The commission is expected to open cases based on its findings in the coming weeks and months. Following the preliminary report, three antitrust cases were launched in February, and seven retailers adjusted their contracts: Mango, Oysho, Pull&Bear, Dorothy Perkins, Topman, De Longhi and Manfrotto.
The regulator identified a range of concerns.
For consumer products, real-time price information made it easier to compare prices but also enabled two-thirds of retailers to use software to track competitors and automatically adjust their prices. That may enable price coordination and cut the incentive to lower prices.
Product manufacturers, who now compete with their own resellers online, have added restrictions to their contracts about who can resell their products, at what prices and where the can or cannot sell — for example, banning sales on marketplaces like eBay or Amazon.
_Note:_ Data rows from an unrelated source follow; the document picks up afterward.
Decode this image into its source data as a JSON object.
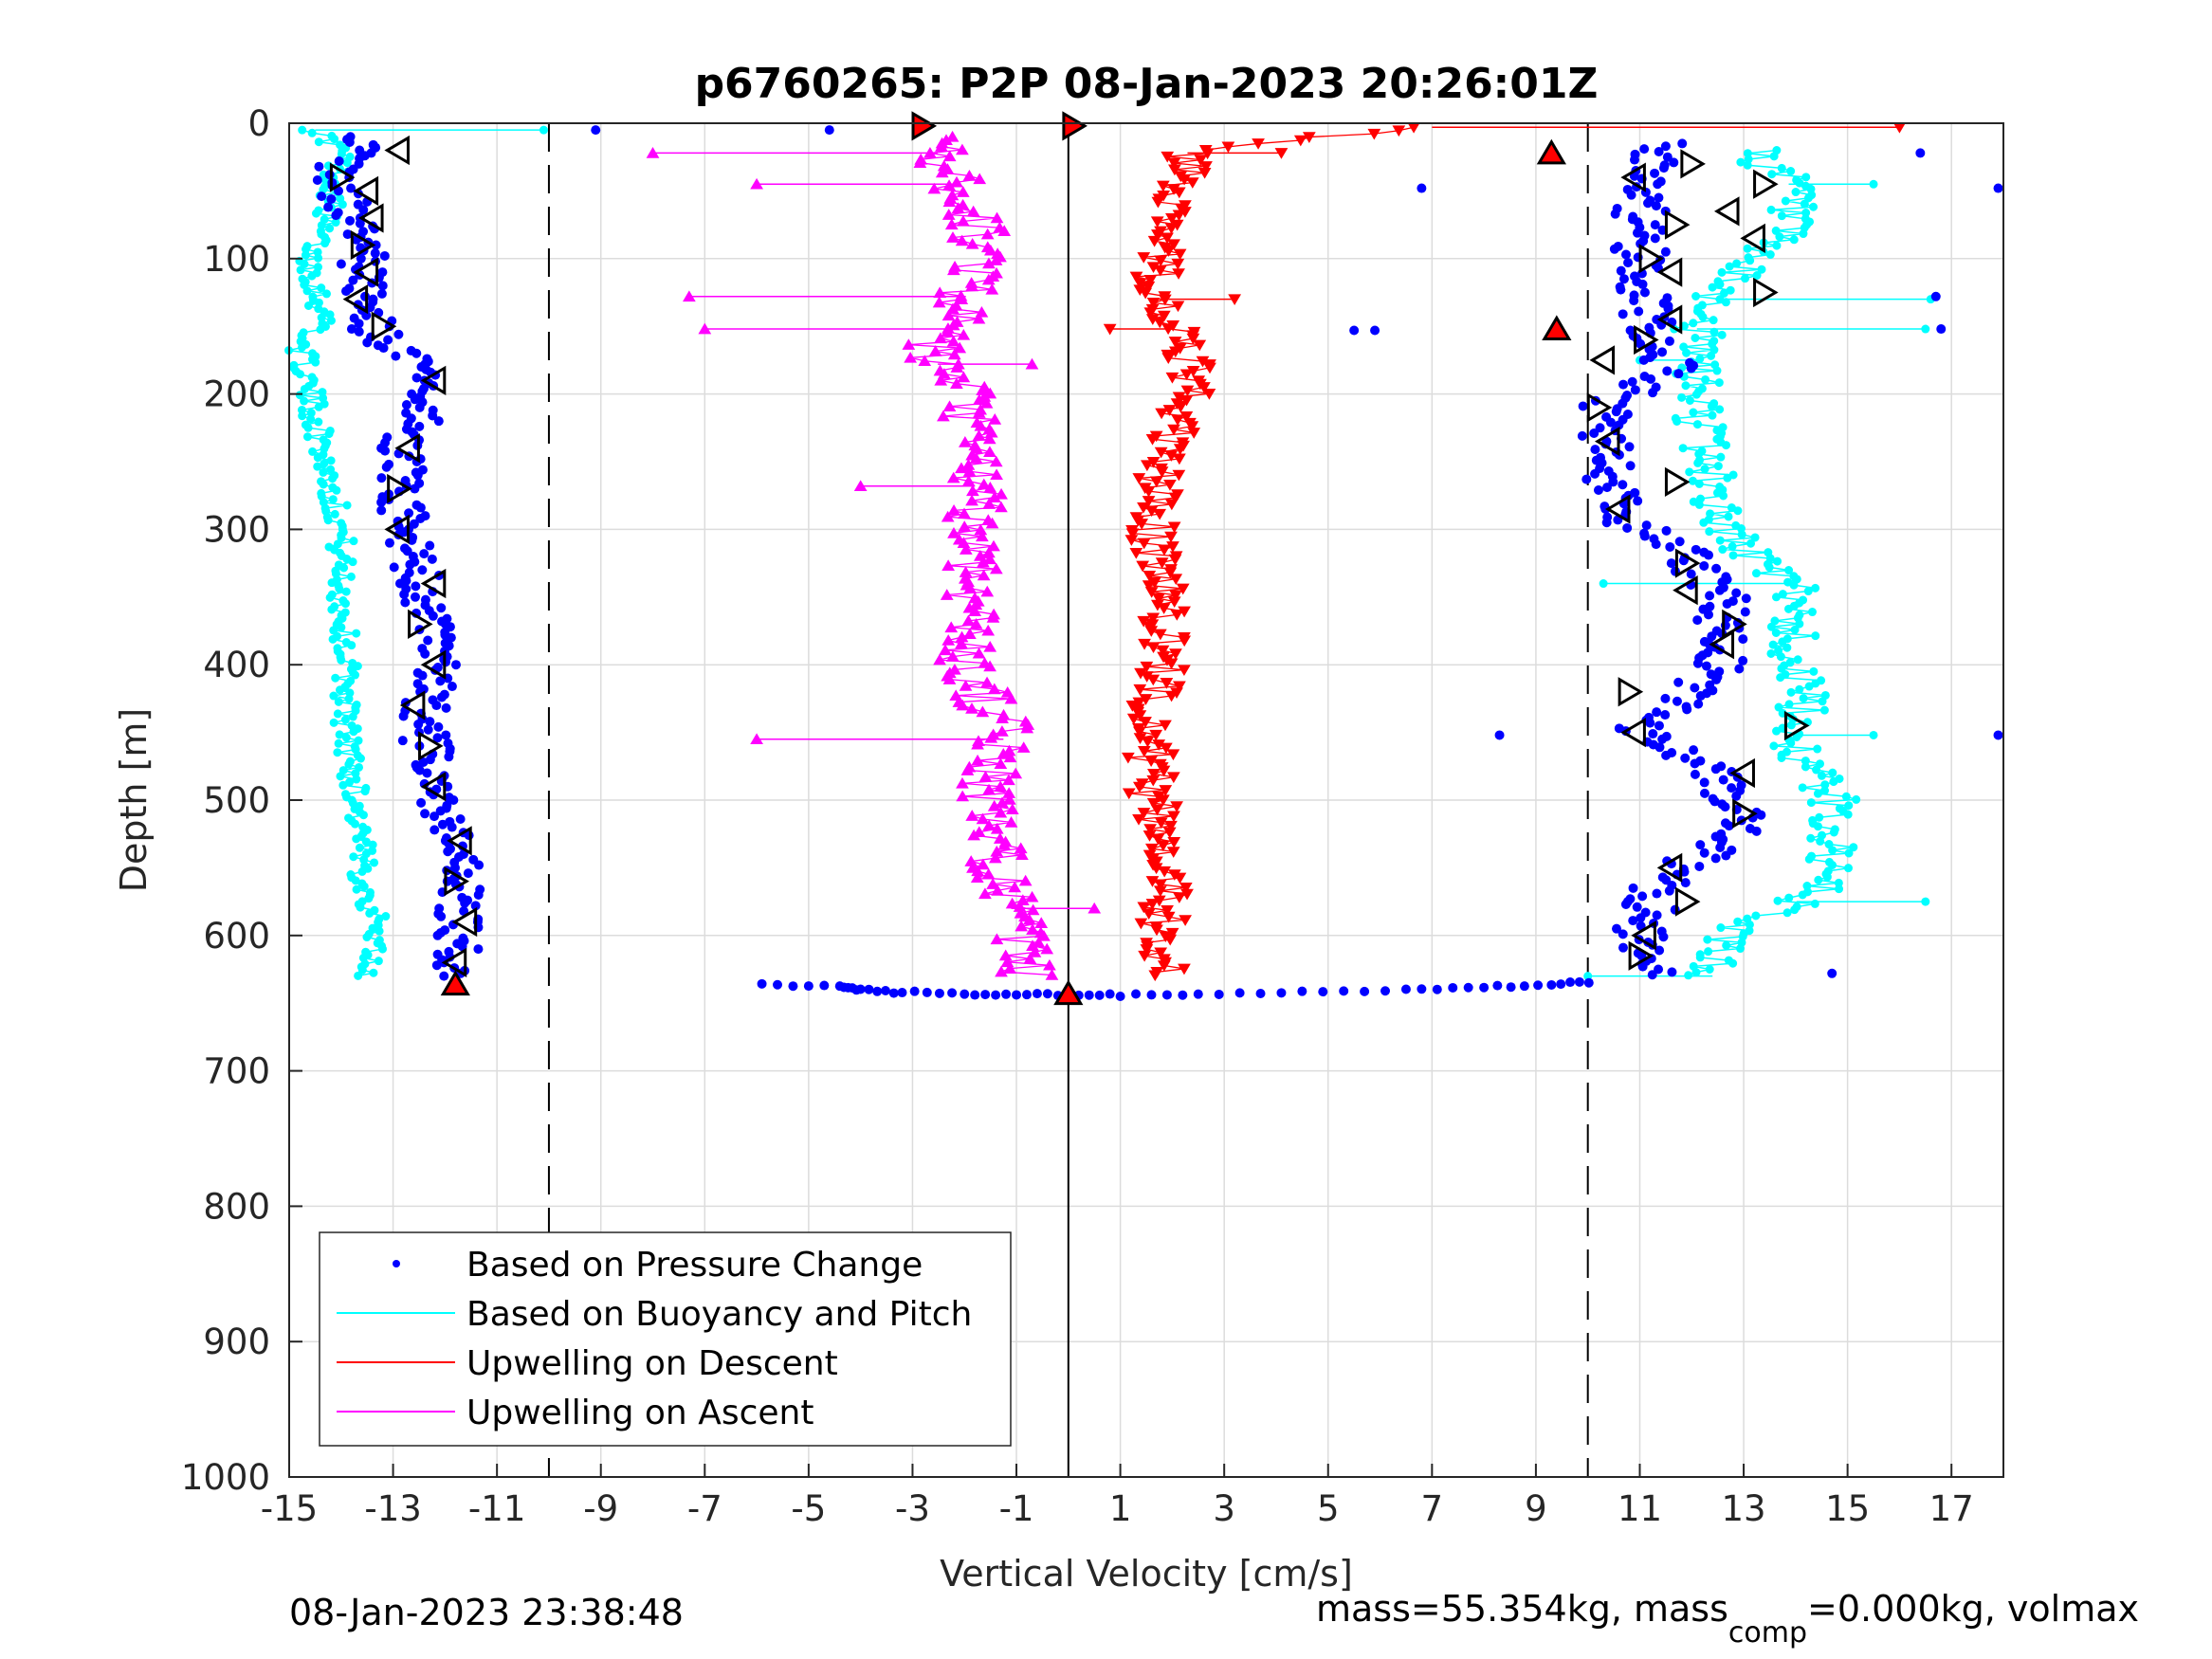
{
  "chart_data": {
    "type": "scatter",
    "title": "p6760265: P2P 08-Jan-2023 20:26:01Z",
    "xlabel": "Vertical Velocity [cm/s]",
    "ylabel": "Depth [m]",
    "xlim": [
      -15,
      18
    ],
    "ylim": [
      1000,
      0
    ],
    "y_reversed": true,
    "xticks": [
      -15,
      -13,
      -11,
      -9,
      -7,
      -5,
      -3,
      -1,
      1,
      3,
      5,
      7,
      9,
      11,
      13,
      15,
      17
    ],
    "xtick_labels": [
      "-15",
      "-13",
      "-11",
      "-9",
      "-7",
      "-5",
      "-3",
      "-1",
      "1",
      "3",
      "5",
      "7",
      "9",
      "11",
      "13",
      "15",
      "17"
    ],
    "yticks": [
      0,
      100,
      200,
      300,
      400,
      500,
      600,
      700,
      800,
      900,
      1000
    ],
    "ytick_labels": [
      "0",
      "100",
      "200",
      "300",
      "400",
      "500",
      "600",
      "700",
      "800",
      "900",
      "1000"
    ],
    "grid": true,
    "legend_position": "bottom-left",
    "reference_lines": [
      {
        "x": -10,
        "style": "dashed",
        "color": "#000000"
      },
      {
        "x": 0,
        "style": "solid",
        "color": "#000000"
      },
      {
        "x": 10,
        "style": "dashed",
        "color": "#000000"
      }
    ],
    "series": [
      {
        "name": "Based on Pressure Change",
        "color": "#0000ff",
        "marker": "dot",
        "descent_profile": {
          "depth": [
            10,
            40,
            80,
            120,
            160,
            190,
            240,
            300,
            350,
            400,
            450,
            500,
            550,
            600,
            630
          ],
          "x": [
            -13.6,
            -14.2,
            -13.6,
            -13.6,
            -13.3,
            -12.2,
            -12.8,
            -12.8,
            -12.4,
            -12.2,
            -12.4,
            -12.2,
            -11.7,
            -11.7,
            -11.9
          ]
        },
        "ascent_profile": {
          "depth": [
            630,
            600,
            560,
            520,
            480,
            450,
            400,
            350,
            320,
            290,
            240,
            210,
            180,
            150,
            110,
            80,
            40,
            15
          ],
          "x": [
            11.2,
            11.0,
            11.4,
            13.0,
            12.4,
            11.0,
            12.6,
            12.6,
            11.9,
            10.5,
            10.4,
            10.3,
            11.6,
            11.2,
            11.0,
            11.0,
            11.0,
            11.5
          ]
        },
        "bottom_points": {
          "depth": [
            636,
            638,
            640,
            642,
            643,
            643,
            644,
            644,
            643,
            642,
            640,
            638,
            636,
            634
          ],
          "x": [
            -5.9,
            -4.4,
            -4.0,
            -3.2,
            -2.0,
            -1.0,
            0.0,
            1.0,
            2.5,
            4.5,
            6.5,
            8.0,
            9.3,
            10.2
          ]
        },
        "outliers": {
          "depth": [
            5,
            5,
            48,
            153,
            153,
            128,
            22,
            452,
            452,
            628,
            48,
            152
          ],
          "x": [
            -9.1,
            -4.6,
            6.8,
            5.5,
            5.9,
            16.7,
            16.4,
            8.3,
            17.9,
            14.7,
            17.9,
            16.8
          ]
        }
      },
      {
        "name": "Based on Buoyancy and Pitch",
        "color": "#00ffff",
        "marker": "circle",
        "descent_profile": {
          "depth": [
            5,
            20,
            60,
            100,
            150,
            160,
            200,
            250,
            300,
            350,
            400,
            450,
            500,
            550,
            600,
            630
          ],
          "x": [
            -14.5,
            -14.0,
            -14.2,
            -14.6,
            -14.3,
            -14.8,
            -14.6,
            -14.3,
            -14.0,
            -14.0,
            -13.9,
            -13.9,
            -13.7,
            -13.6,
            -13.3,
            -13.5
          ]
        },
        "ascent_profile": {
          "depth": [
            630,
            600,
            570,
            540,
            500,
            460,
            420,
            380,
            350,
            300,
            250,
            200,
            150,
            110,
            80,
            50,
            20
          ],
          "x": [
            12.4,
            12.6,
            14.3,
            14.7,
            14.7,
            14.0,
            14.1,
            13.9,
            14.1,
            12.6,
            12.3,
            12.1,
            12.1,
            12.8,
            13.7,
            14.0,
            13.2
          ]
        },
        "spikes": {
          "depth": [
            5,
            45,
            130,
            152,
            175,
            340,
            452,
            575,
            630
          ],
          "x": [
            -10.1,
            15.5,
            16.6,
            16.5,
            11.0,
            10.3,
            15.5,
            16.5,
            10.0
          ]
        }
      },
      {
        "name": "Upwelling on Descent",
        "color": "#ff0000",
        "marker": "triangle-down",
        "profile": {
          "depth": [
            3,
            20,
            50,
            100,
            130,
            150,
            190,
            250,
            300,
            350,
            400,
            450,
            500,
            550,
            600,
            630
          ],
          "x": [
            7.0,
            2.3,
            2.2,
            1.8,
            1.6,
            2.0,
            2.4,
            1.8,
            1.6,
            1.9,
            1.8,
            1.6,
            1.6,
            2.0,
            1.8,
            2.0
          ]
        },
        "spikes": {
          "depth": [
            3,
            22,
            130,
            152
          ],
          "x": [
            16.0,
            4.1,
            3.2,
            0.8
          ]
        }
      },
      {
        "name": "Upwelling on Ascent",
        "color": "#ff00ff",
        "marker": "triangle-up",
        "profile": {
          "depth": [
            630,
            600,
            560,
            520,
            480,
            450,
            400,
            350,
            300,
            250,
            200,
            170,
            130,
            100,
            60,
            30,
            10
          ],
          "x": [
            -0.8,
            -1.0,
            -1.2,
            -1.6,
            -1.5,
            -1.2,
            -2.0,
            -1.8,
            -1.8,
            -1.8,
            -2.0,
            -2.7,
            -2.0,
            -1.6,
            -1.9,
            -2.4,
            -2.7
          ]
        },
        "spikes": {
          "depth": [
            22,
            45,
            128,
            152,
            455,
            268,
            178,
            580
          ],
          "x": [
            -8.0,
            -6.0,
            -7.3,
            -7.0,
            -6.0,
            -4.0,
            -0.7,
            0.5
          ]
        }
      }
    ],
    "event_markers": {
      "descent_triangles": {
        "depth": [
          20,
          40,
          50,
          70,
          90,
          110,
          130,
          150,
          190,
          240,
          270,
          300,
          340,
          370,
          400,
          430,
          460,
          490,
          530,
          560,
          590,
          620
        ],
        "x": [
          -12.9,
          -14.0,
          -13.5,
          -13.4,
          -13.6,
          -13.5,
          -13.7,
          -13.2,
          -12.2,
          -12.7,
          -12.9,
          -12.9,
          -12.2,
          -12.5,
          -12.2,
          -12.6,
          -12.3,
          -12.2,
          -11.7,
          -11.8,
          -11.6,
          -11.8
        ]
      },
      "ascent_triangles": {
        "depth": [
          30,
          40,
          45,
          65,
          75,
          85,
          100,
          110,
          125,
          145,
          160,
          175,
          210,
          235,
          265,
          285,
          325,
          345,
          370,
          385,
          420,
          450,
          445,
          480,
          510,
          550,
          575,
          600,
          615
        ],
        "x": [
          12.0,
          10.9,
          13.4,
          12.7,
          11.7,
          13.2,
          11.2,
          11.6,
          13.4,
          11.6,
          11.1,
          10.3,
          10.2,
          10.4,
          11.7,
          10.6,
          11.9,
          11.9,
          12.8,
          12.6,
          10.8,
          10.9,
          14.0,
          13.0,
          13.0,
          11.6,
          11.9,
          11.1,
          11.0
        ]
      },
      "red_filled": {
        "depth": [
          2,
          22,
          152,
          636,
          643
        ],
        "x": [
          -2.8,
          9.3,
          9.4,
          -11.8,
          0.0
        ]
      }
    }
  },
  "legend": {
    "items": [
      {
        "label": "Based on Pressure Change",
        "color": "#0000ff",
        "style": "dot"
      },
      {
        "label": "Based on Buoyancy and Pitch",
        "color": "#00ffff",
        "style": "line"
      },
      {
        "label": "Upwelling on Descent",
        "color": "#ff0000",
        "style": "line"
      },
      {
        "label": "Upwelling on Ascent",
        "color": "#ff00ff",
        "style": "line"
      }
    ]
  },
  "footer": {
    "timestamp": "08-Jan-2023 23:38:48",
    "mass_text_before": "mass=55.354kg, mass",
    "mass_subscript": "comp",
    "mass_text_after": "=0.000kg, volmax"
  }
}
Online sellers who refuse to deliver to customers in neighbouring member states or to accept out of country payments — a practice known as geo-blocking — are also in the cross-hairs. Brussels believes cross-border sales can contribute “to the integration of the EU’s internal market”.
For online content — such as sport, music, films and TV programmes — new entrants need access to premium content. However, it can be difficult to get the rights to because the long contracts for content often require big upfront payments, enforce territorial restrictions and bundle online content with TV transmission.
“The investigation’s findings about the durations of licencing agreements are particularly striking. The longer a sport organiser or film producer licenses its content exclusively to a specific broadcaster the harder it gets for competitors to enter the market,” said Monique Goyens of The European Consumer Organisation (BEUC).
The collection and usage of data is another area of interest.
Launched in March 2015 in conjunction with Brussel’s strategy to create a single digital market, the sector looked at over 8,000 contracts from nearly 1,900 companies selling content and consumer goods online across the 28 EU countries.
The inquiry examined contracts from product manufacturers, retailers, marketplaces, price comparison and payment websites. It looked at the most popular products such as shoes, clothing, electronics, appliances, software, toys, books, CDs, DVDs, sports and health products. Digital content included streamed and downloaded films, music, TV programmes and news.